Literature DB >> 24369221

Prognostic importance of the soluble form of IL-2 receptorα (sIL-2Rα) and its relationship with surface expression of IL-2Rα (CD25) of lymphoma cells in diffuse large B-cell lymphoma treated with CHOP-like regimen with or without rituximab: a retrospective analysis of 338 cases.

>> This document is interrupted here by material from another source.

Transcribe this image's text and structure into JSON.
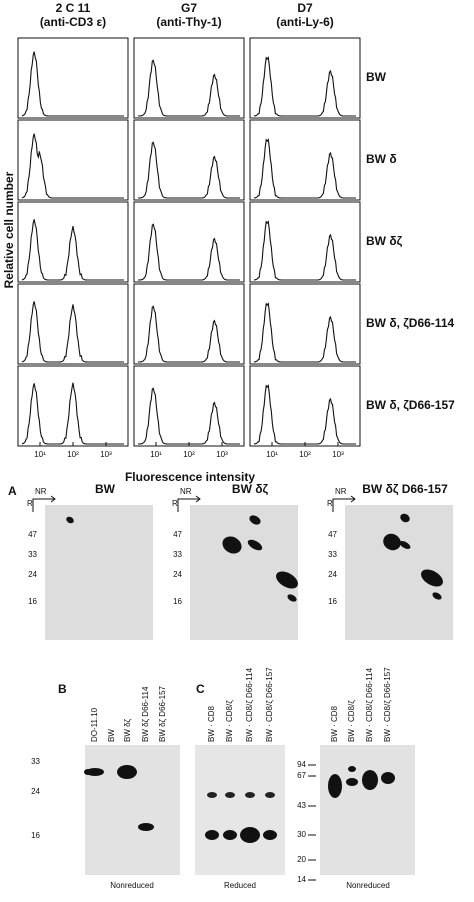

Yoko Hashimoto1, Akihiko Yokohama, Akio Saitoh, Hirotaka Nakahashi, Kohtaro Toyama, Takeki Mitsui, Hiromi Koiso, Takayuki Saitoh, Hiroshi Handa, Hideki Uchiumi, Takahiro Jinbo, Kayoko Murayama, Morio Matsumoto, Morio Sawamura, Masamitsu Karasawa, Hirokazu Murakami, Junko Hirato, Yoshihisa Nojima, Masaru Kojima, Norifumi Tsukamoto.   

Abstract

We evaluated the prognostic significance of the serum level of the soluble form of interleukin-2 receptorα (sIL-2Rα) and investigated its association with CD25 expression on tumor cells in diffuse large B-cell lymphoma (DLBCL). Three hundred and thirty-eight adult patients with newly diagnosed DLBCL were eligible for this retrospective study. 32.2% of patients were treated with CHOP-like regimen and 67.8% with R-CHOP-like regimen. CD25 expression on the surface of tumor cells was evaluated in 143 cases and its relationship with sIL-2Rα level was also investigated. Both overall survival (OS) and progression-free survival (PFS) were poorer in patients with higher sIL-2Rα, in both R-CHOP and CHOP groups. sIL-2Rα > 1,000 U/mL and performance status (PS) ≥ 2 were independently associated with poorer OS, and sIL-2Rα > 1,000 U/mL, age > 60 years, and ≥ 2 extranodal sites were independently associated with poorer PFS in the R-CHOP group. The sIL-2Rα level was higher in the CD25-positive group than in the CD25-negative group in stage 3 or 4 disease (p = 0.010). Multiple linear regression analysis showed CD25 expression to be independently correlated with sIL-2Rα levels. High sIL-2Rα is an important risk factor for survival in DLBCL treated with not only CHOP-like, but also R-CHOP-like regimens, regardless of the tumor's expression of CD25.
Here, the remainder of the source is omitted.